A Baltimore County police officer speaks to a parent as students are evacuated from Perry Hall High School on the first day of classes, Aug. 27, 2012, in Perry Hall, Md.

Police said several other students suffered minor, non-shooting injuries during the incident.

"We have some heroic and brave faculty members," Schools Superintendent Dallas Dance told the AP. "They responded very quickly to minimize damage."

The school was evacuated, and students were escorted to a nearby shopping center and middle school.

WJZ-TV showed video of a shirtless male with his hands behind his back being put into a police cruiser.

Perry Hall is a middle-class community along the Interstate 95 corridor, northeast of Baltimore city. The school is the largest in the county, with 2,200 students.

County Councilman David Marks, who lives next door to the school, told The Associated Press he had received dozens of phone calls and text messages from worried parents and residents. "This is a very comfortable, very safe community, and it's an excellent high school," said Marks, who graduated from Perry Hall. "I think this is an aberration, but clearly one that is horrifying, particularly on the first day of school."

Television coverage showed scores of police cars surrounding the school and parked on neighborhood streets. A group of officers with weapons drawn staked out a corner of the building, one of them lying prone on the ground and appearing to cover a particular area of the campus. Hundreds of students streamed away from the school toward a nearby shopping center where they met their parents.
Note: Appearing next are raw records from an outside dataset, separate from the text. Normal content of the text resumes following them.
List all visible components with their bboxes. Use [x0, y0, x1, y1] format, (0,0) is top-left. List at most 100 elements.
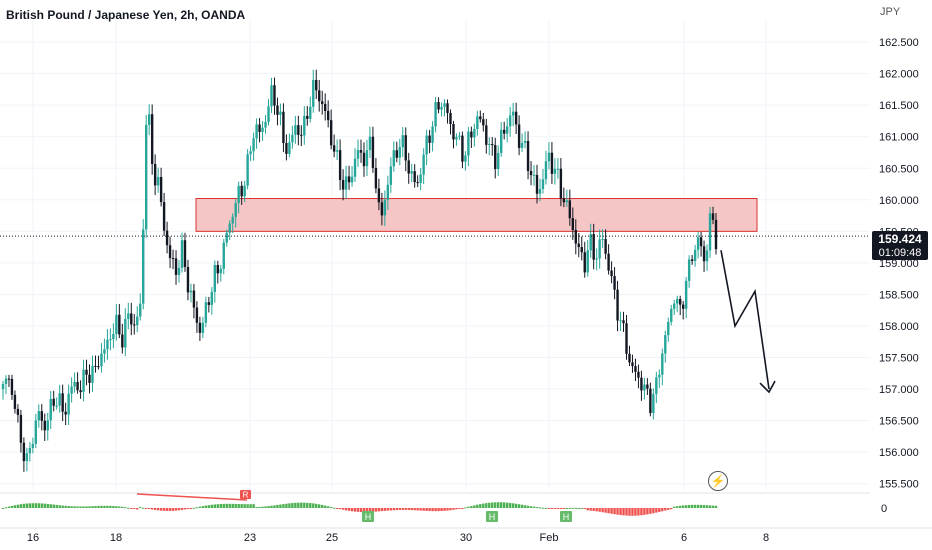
osc-bar — [70, 506, 73, 508]
osc-bar — [661, 508, 664, 512]
candle — [237, 181, 240, 214]
candle — [34, 413, 38, 449]
candle — [270, 77, 273, 113]
osc-bar — [616, 508, 619, 515]
osc-bar — [100, 505, 103, 508]
osc-bar — [359, 508, 363, 512]
candle — [40, 404, 43, 431]
candle — [667, 317, 670, 342]
osc-bar — [168, 508, 172, 511]
price-axis[interactable]: 162.500 162.000 161.500 161.000 160.500 160.0… — [879, 37, 919, 491]
time-axis[interactable]: 16 18 23 25 30 Feb 6 8 — [0, 527, 932, 544]
candle — [550, 142, 554, 184]
osc-bar — [640, 508, 643, 516]
osc-bar — [631, 508, 634, 516]
candle — [455, 133, 458, 146]
osc-bar — [497, 502, 500, 508]
osc-bar — [553, 508, 557, 509]
candle — [416, 175, 419, 188]
osc-bar — [625, 508, 628, 516]
osc-bar — [147, 508, 151, 509]
osc-bar — [195, 507, 199, 509]
candle — [150, 104, 154, 175]
osc-bar — [249, 504, 252, 508]
candle — [649, 382, 652, 417]
osc-bar — [535, 507, 539, 509]
osc-bar — [464, 507, 467, 509]
candle — [646, 378, 649, 396]
hidden-bull-marker[interactable]: H — [362, 511, 374, 522]
candle — [705, 244, 709, 271]
candle — [323, 93, 327, 121]
candle — [508, 106, 512, 137]
candle — [121, 323, 124, 354]
osc-bar — [267, 506, 270, 508]
candle — [213, 260, 217, 303]
candle — [658, 369, 661, 388]
candle — [106, 329, 109, 360]
candle — [401, 127, 404, 157]
osc-bar — [628, 508, 631, 516]
y-tick-label: 158.500 — [879, 289, 919, 301]
osc-bar — [106, 505, 109, 508]
lightning-icon[interactable]: ⚡ — [708, 471, 728, 491]
candle — [595, 248, 598, 271]
candle — [389, 157, 393, 193]
candle — [494, 137, 497, 179]
osc-bar — [49, 504, 52, 508]
candle — [383, 190, 387, 227]
candle — [198, 316, 202, 341]
candle — [341, 169, 345, 201]
candle — [118, 304, 121, 339]
candle — [368, 126, 372, 158]
candle — [374, 158, 378, 194]
osc-bar — [526, 505, 530, 508]
hidden-bull-marker[interactable]: H — [560, 511, 572, 522]
osc-bar — [139, 507, 142, 509]
candle — [362, 142, 366, 177]
candle — [279, 103, 282, 126]
candle — [511, 102, 515, 127]
candle — [144, 114, 148, 238]
candle — [156, 167, 160, 193]
osc-bar — [291, 503, 294, 508]
osc-bar — [133, 508, 136, 509]
osc-bar — [667, 508, 670, 510]
osc-bar — [655, 508, 658, 513]
candle — [514, 102, 518, 135]
candle — [228, 220, 231, 241]
candle — [291, 125, 294, 149]
candle — [526, 131, 530, 180]
x-tick-label: 25 — [326, 532, 338, 544]
osc-bar — [371, 508, 375, 512]
osc-bar — [180, 508, 184, 510]
candle — [625, 315, 628, 360]
y-tick-label: 160.000 — [879, 195, 919, 207]
chart-title: British Pound / Japanese Yen, 2h, OANDA — [6, 8, 246, 22]
candle — [332, 134, 336, 158]
resistance-zone[interactable] — [195, 198, 758, 232]
osc-bar — [559, 508, 563, 509]
x-tick-label: 6 — [681, 532, 687, 544]
osc-bar — [332, 507, 336, 509]
candle — [425, 129, 428, 166]
bear-marker[interactable]: R — [240, 490, 251, 500]
osc-bar — [288, 503, 291, 508]
osc-bar — [159, 508, 163, 511]
candle — [377, 178, 381, 211]
candle — [297, 115, 300, 146]
x-tick-label: 8 — [763, 532, 769, 544]
osc-bar — [306, 502, 309, 508]
osc-bar — [637, 508, 640, 516]
y-tick-label: 157.000 — [879, 384, 919, 396]
hidden-bull-marker[interactable]: H — [486, 511, 498, 522]
candle — [306, 106, 309, 126]
candle — [589, 223, 592, 258]
last-price-value: 159.424 — [878, 232, 922, 246]
candle — [464, 151, 467, 171]
osc-bar — [94, 506, 97, 508]
osc-bar — [699, 504, 703, 508]
osc-bar — [580, 507, 583, 509]
resistance-zone-layer — [195, 198, 758, 232]
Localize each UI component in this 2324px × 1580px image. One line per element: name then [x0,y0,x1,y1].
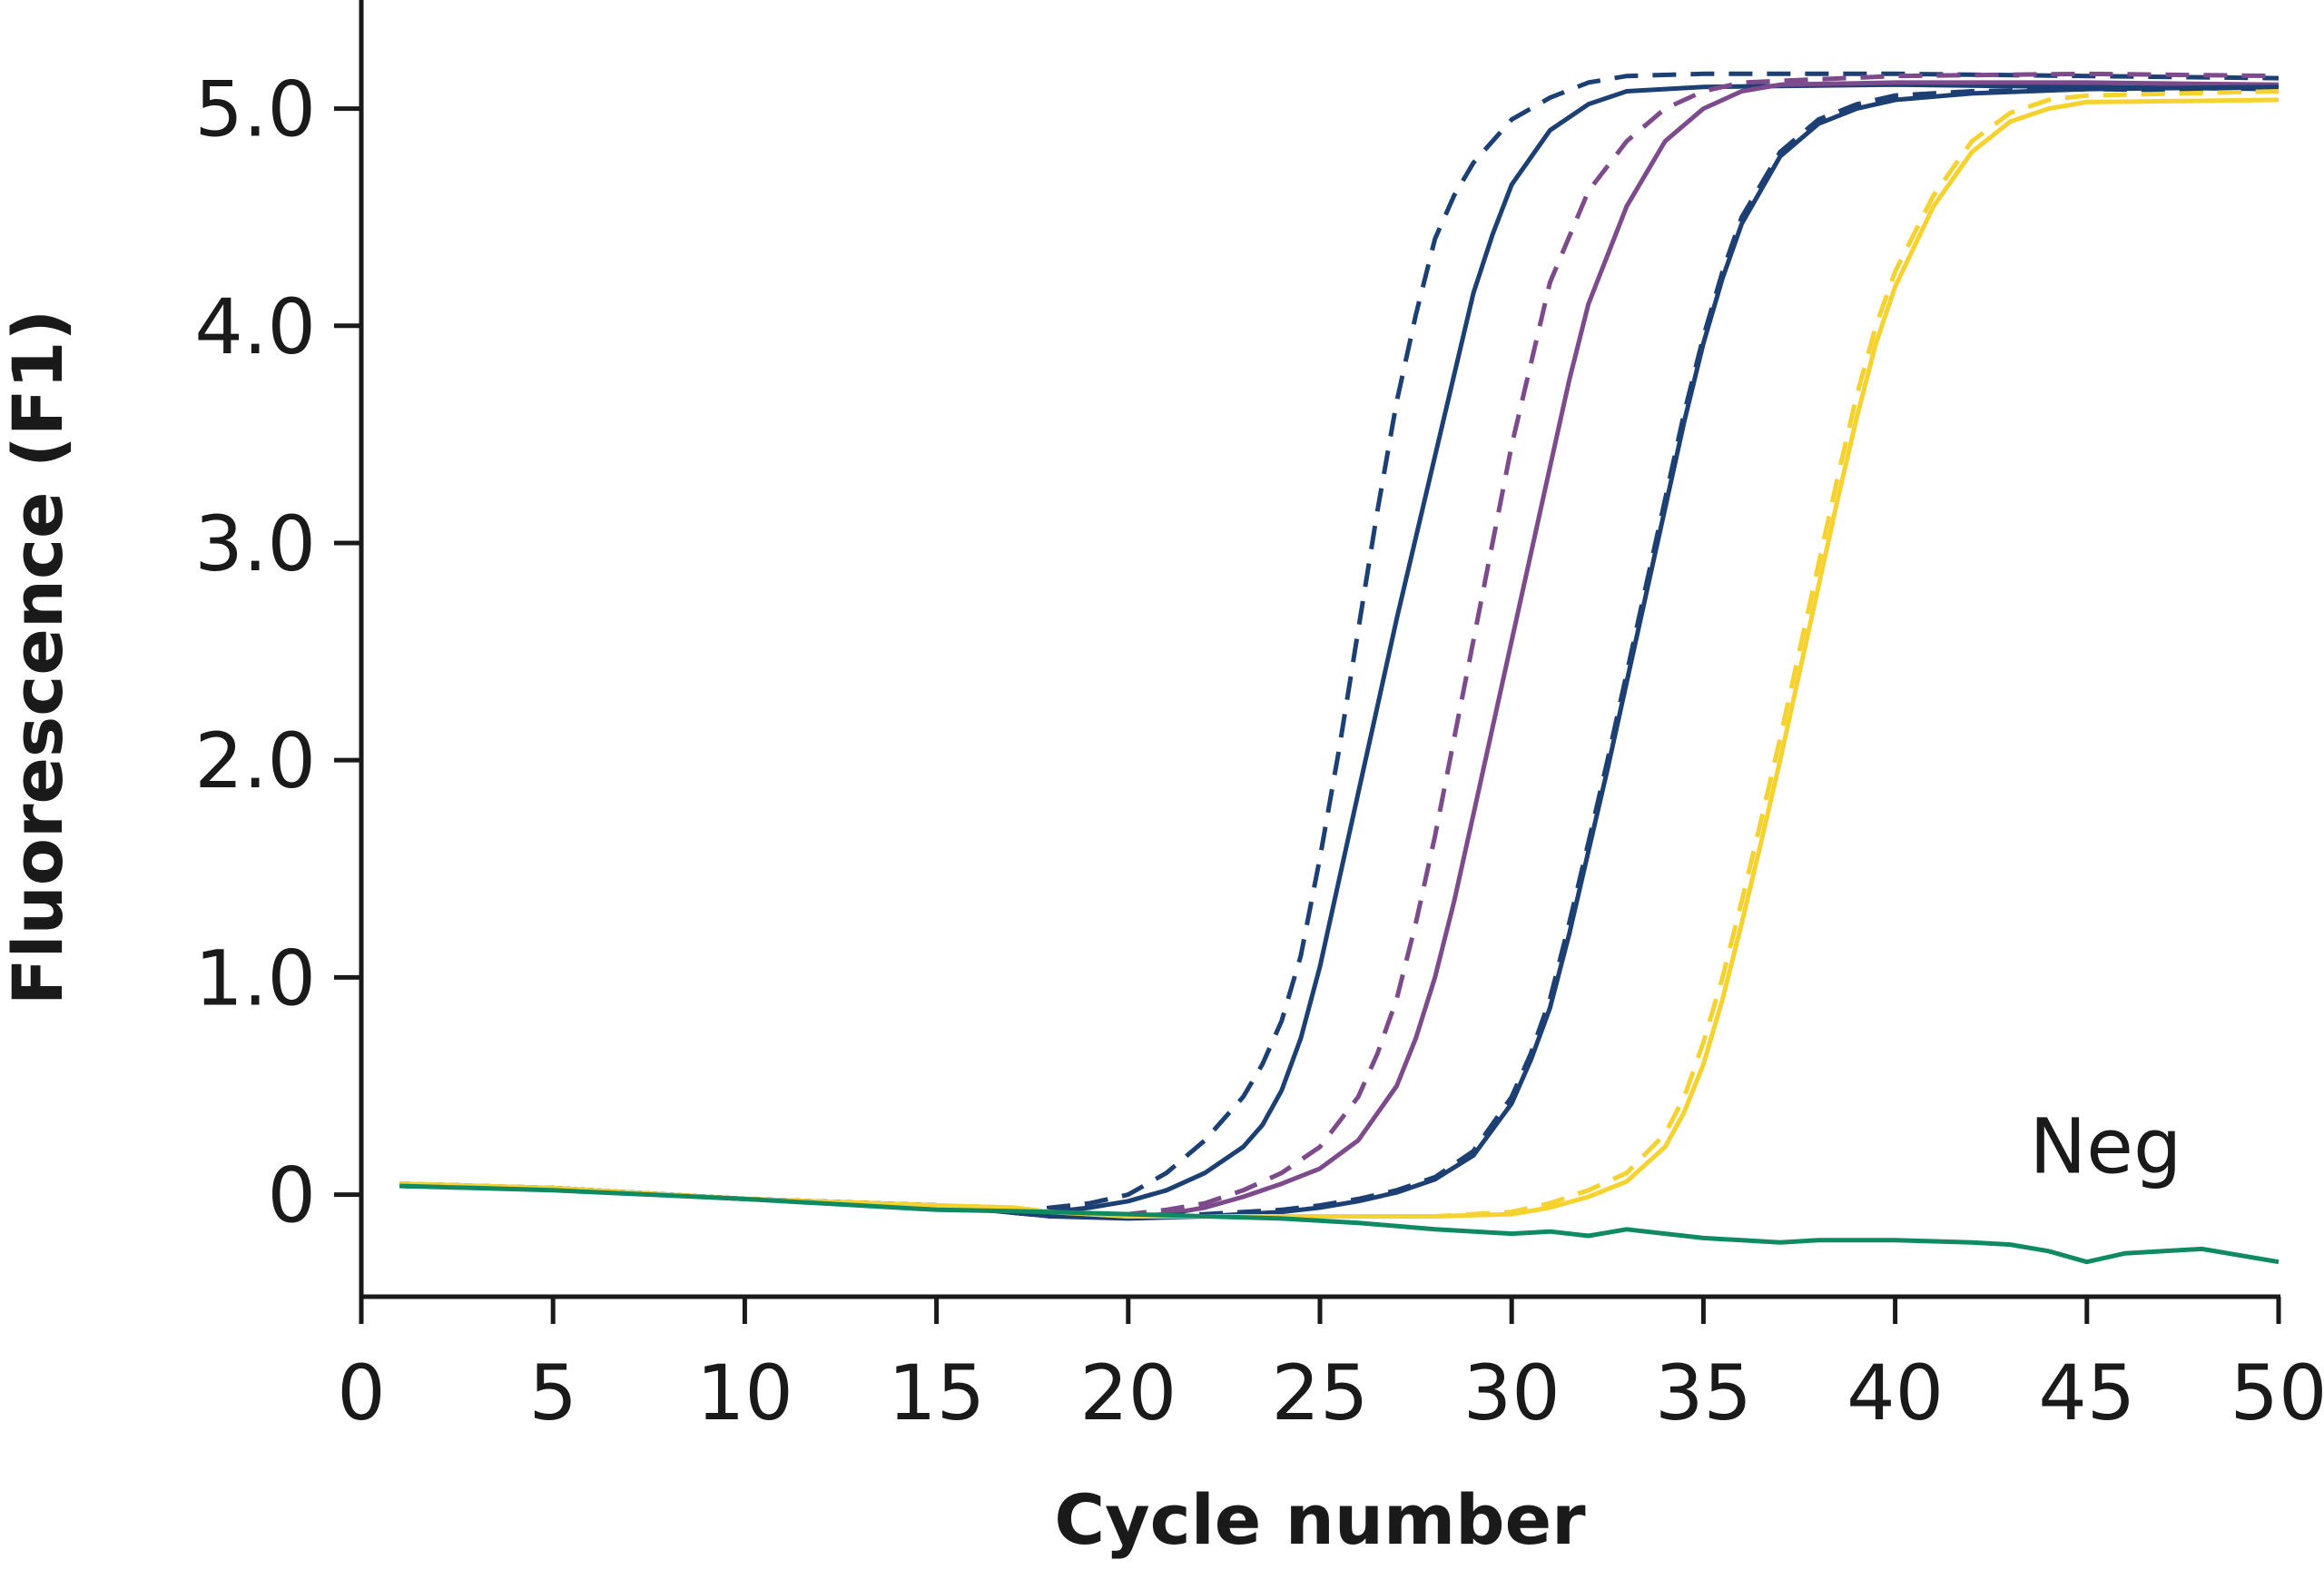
x-tick-label: 10 [696,1348,793,1437]
series-line-neg [399,1183,2280,1265]
annotation-label: Neg [2029,1102,2181,1191]
series-line-blue-dashed-1 [399,71,2280,1215]
y-tick-label: 5.0 [194,65,316,154]
series-line-purple-dashed [399,71,2280,1219]
x-tick-label: 5 [528,1348,576,1437]
x-tick-label: 15 [888,1348,985,1437]
x-tick-label: 30 [1463,1348,1561,1437]
axes [359,0,2280,1299]
y-tick-label: 3.0 [194,499,316,588]
series-lines [399,71,2280,1265]
x-ticks: 0 5 10 15 20 25 30 35 40 45 50 [337,1297,2324,1437]
series-line-blue-solid-1 [399,82,2280,1215]
annotations: Neg [2029,1102,2181,1191]
y-tick-label: 2.0 [194,716,316,805]
x-tick-label: 50 [2230,1348,2324,1437]
y-axis-title: Fluorescence (F1) [0,310,78,1006]
x-tick-label: 40 [1846,1348,1944,1437]
x-tick-label: 0 [337,1348,385,1437]
x-axis-title: Cycle number [1054,1479,1586,1560]
series-line-navy-dashed [399,86,2280,1219]
x-tick-label: 35 [1655,1348,1752,1437]
y-tick-label: 0 [268,1151,316,1240]
series-line-purple-solid [399,80,2280,1219]
series-line-yellow-dashed [399,89,2280,1219]
y-tick-label: 4.0 [194,282,316,371]
x-tick-label: 20 [1079,1348,1177,1437]
y-ticks: 0 1.0 2.0 3.0 4.0 5.0 [194,65,361,1240]
series-line-yellow-solid [399,97,2280,1219]
series-line-navy-solid [399,84,2280,1221]
y-tick-label: 1.0 [194,933,316,1022]
x-tick-label: 45 [2038,1348,2135,1437]
x-tick-label: 25 [1272,1348,1369,1437]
Cathy Le, 15, said students were panicking as they tried to find out what was happening, texting and calling each other frantically as they waited in lockdown.

Le said she and other students were locked in their classrooms for more than an hour.

At the scene, buses, emergency vehicles and parents in cars filled the roadway between the high school and the shopping center. There were obvious signs of relief displayed as parents found their children.

Kristin Kraus, whose son James attends the school, described hearing about the shooting as "absolute terror." However, Kraus said, "within a couple of minutes he texted my husband that he was OK."

Steve Ruark / AP

Parents wait to reunite with their children after a student was shot and critically wounded.

The Associated Press contributed to this report.